In verità, l’autrice di questo libro, ancora poco conosciuta in Italia, è una pensatrice originale che dimostra come la distinzione fra destra e sinistra sia oggi insufficiente a definire determinate posizioni intellettuali. Certo, la sua simpatia per Mélanchon e addirittura per i “gilet gialli” non può certo farla definire una conservatrice. E, d’altronde, Il fatto che ella stessa si definisca una intellettuale “impegnata” sembrerebbe ascriverla alla classica tradizione dell’ intellettuale organico a un partito o a un progetto politico.

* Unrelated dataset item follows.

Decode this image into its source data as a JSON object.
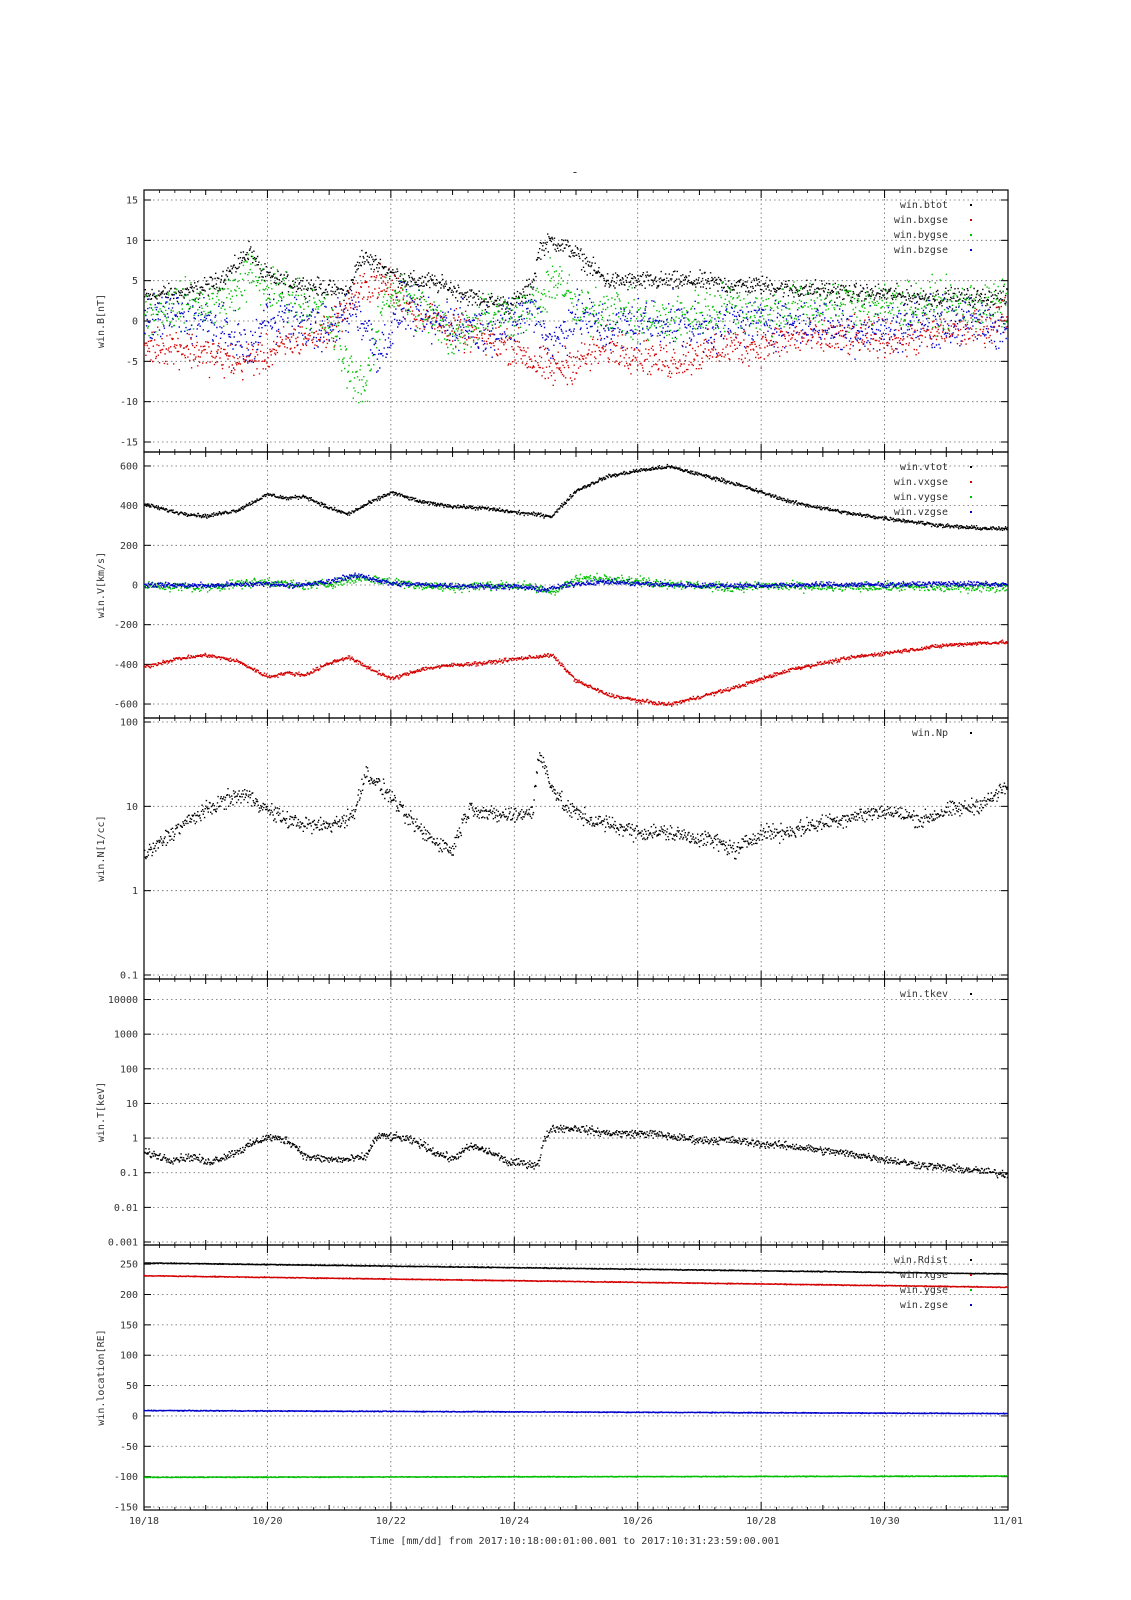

A ben vedere però il suo impegno è rivolto proprio contro quella sinistra che si è alleata al capitalismo e ha dato vita ad un fenomeno che ella chiama “neoliberismo” ma che, a ben vedere, ha tutti i tratti della cultura woke oggi dominante, cioè di un “pensiero unico” che vorrebbe espungere dalla società il conflitto sociale, e quindi la politica stessa. Questo potere è propriamente una biopolitica perché, come Foucault aveva in qualche modo intuito, vuole disciplinare gli uomini e renderli adatti alle grandi trasformazioni tecniche che essi stessi hanno generato.

RITARDO CULTURALE
La grande rivoluzione scientifica e tecnica della modernità «ha imposto infatti all’umanità un modo di vivere radicalmente nuovo; ha scosso le consuetudini, le istituzioni e le tradizioni, trasformando così l’intero orizzonte umano». Ad esso però corrisponde, secondo l’ideologia dominante, così come la interpreta la Stiegler, un “ritardo culturale” della specie umana, dovuto alla “stasi” che ha sedimentato tradizioni. È come se il processo evolutivo avesse generato una asimmetria fra ambiente e umanità, imponendo a quest’ultima di adeguarsi rapidamente.”Correre” è infatti diventato l’imperativo del nostro mondo. Tutt’altra è però l’idea della Stiegler che nelle tradizioni vede, non molto diversamente dai conservatori, un deposito di senso e una salvezza per l’umanità. La rivoluzione mentale che ella auspica passa attraverso la riscoperta di virtù come la lentezza e la riflessione umile e ponderata. Solo così sarà possibile sottrarre l’uomo dalle grinfie di un potere che si presenta come neutro ma è invece potente e pervasivo, arrivando a soggiogare lo stesso animo umano. Si tratta nientemeno che di «ricostruire una nuova concezione filosofica e politica del significato della vita e dell’evoluzione» Che poi il nostro tipo di società coincida per la Stiegler con la “Grande Società” di cui parlava Hayek è non poco discutibile, ma qui ella sembra risentire più delle idee diffuse nel suo ambiente di formazione che di un’attenta riflessione delle pagine del grande pensatore viennese. Il libro ora tradotto, ricco di spunti originali, fu pubblicato da Gallimard nel 2019, cioè precedentemente alla stagione del Covid. Inutile dire che la Stiegler, nell’affrontare le conseguenze dell’epidemia, si trovò dalla parte giusta, criticando aspramente le politiche “liberticide” adottate dai governi per il contenimento del virus. L’auspicio è che, al contrario del suo pamphlet su La democrazia in pandemia (uscito sempre per Carbonio nel 2021), questo volume, che per molti versi può esserne considerato il progenitore intellettuale, susciti nel nostro Paese un po’ di serio interesse da parte di un ceto intellettuale spesso distratto.